Pinocchio releases are managed by robotpkg, a package manager tailored for robotics software, available on most Unix and BSD platforms.

• A fundamental paradigm of Pinocchio is the strict separation between model and data。
• By data, we mean all values which are the result of a computation.
• All the algorithms in Pinocchio follow the signature:
  • algorithm(model, data, arg1, arg2, …)
• By model, we mean the physical description of the robot, including kinematic and possibly inertial parameters defining its structure.
  • A model object never changes within an algorithm of Pinocchio.
  • A robot kinematic model is represented as a kinematic tree, containing a collection of all the joints, information about their connectivity, and, optionally, the inertial quantities associated with each link.
  • A geometric model is also introduced in Pinocchio for the robot, i.e. the volumes attached to the aforementioned kinematic tree, the kinematic model.
    • This model can be used for displaying the robot and computing quantities associated with collisions. The geometric model is stored in a GeometricModel object, while buffers and quantities used by associated algorithms are defined in a GeometricData object.
    • Bodies of the robot are attached to each joint, while obstacles of the environment are defined in the world frame.
    • Collision and distance algorithms for the kinematic trees are implemented, based on FCL methods.
  • A model can be created using the C++ API or loaded from an external file, which can be either URDF, Lua (following the RBDL standard), or Python.
  • In Pinocchio, a joint can have one or several degrees of freedom. Each type of joints is characterized by its own specific configuration and tangent spaces.
    1. Revolute joints
    2. Prismatic joints
    3. Spherical joints
    4. Translation joints
    5. Planar joints
    6. Free-floating joints
    7. Composite joint: More complex joints can be created as a collection of ordinary ones through the concept of Composite joint.
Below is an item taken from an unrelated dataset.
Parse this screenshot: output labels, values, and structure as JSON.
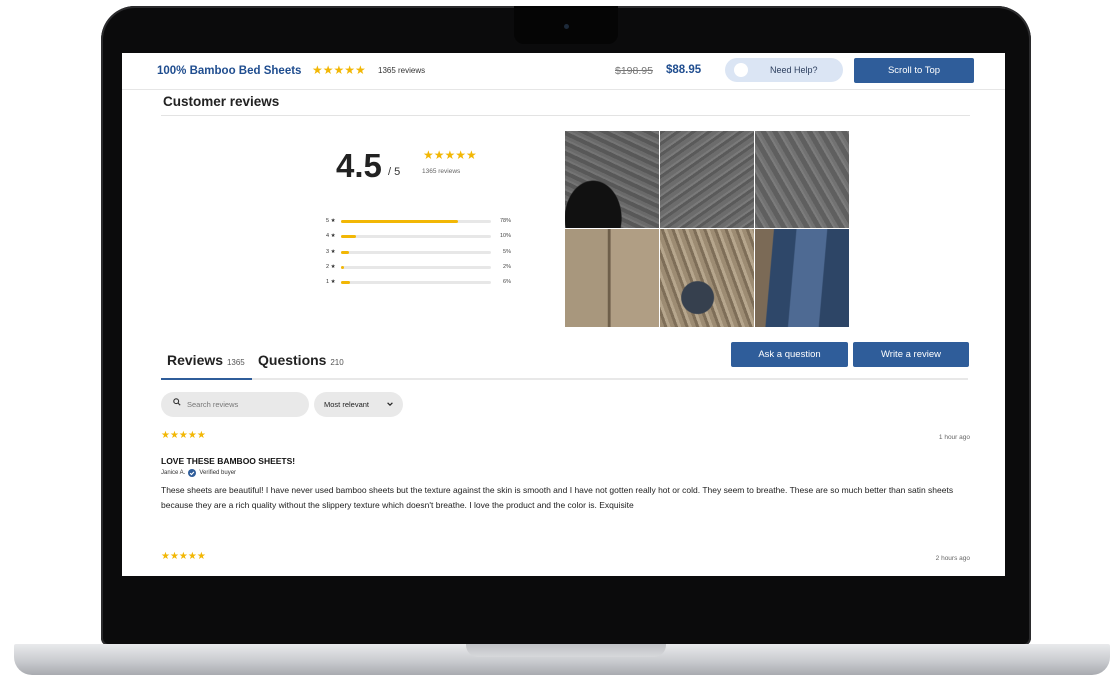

• Main Algorithms: The implementation of basic algorithms is recursive.
  • Forward kinematics: Given robot configuration, calculate the spatial placements of each joint and to store them as coordinate transformations. If the velocity is given, it also computes the spatial velocities of each joint (expressed in local frame), and similarly for accelerations.
  • Kinematic Jacobian: The spatial Jacobian of each joint can be easily computed with a single forward pass, either expressed locally or in the world frame.
  • Inverse dynamics: the Recursive Newton-Euler Algorithm (RNEA) computes the inverse dynamics. Given a desired robot configuration, velocity and acceleration, the torques required to execute this motion are computed and stored.
  • Joint space inertia matrix：The Composite Rigid Body Algorithm (CRBA) is employed to compute the joint space inertia matrix of the robot.
  • Forward dynamics: the Articulated Body Algorithm (ABA) computes the unconstrained forward dynamics. Given a robot configuration, velocity, torque and external forces, the resulting joint accelerations are computed.
  • Additional algorithms: Other methods are provided, most notably for constrained forward dynamics, impulse dynamics, inverse of the joint space inertia and centroidal dynamics.
  • Beside proposing standard forward and inverse dynamics algorithms, Pinocchio also provides efficient implementations of their analytical derivatives.
  • In addition to analytical derivatives, Pinocchio supports automatic differentiation.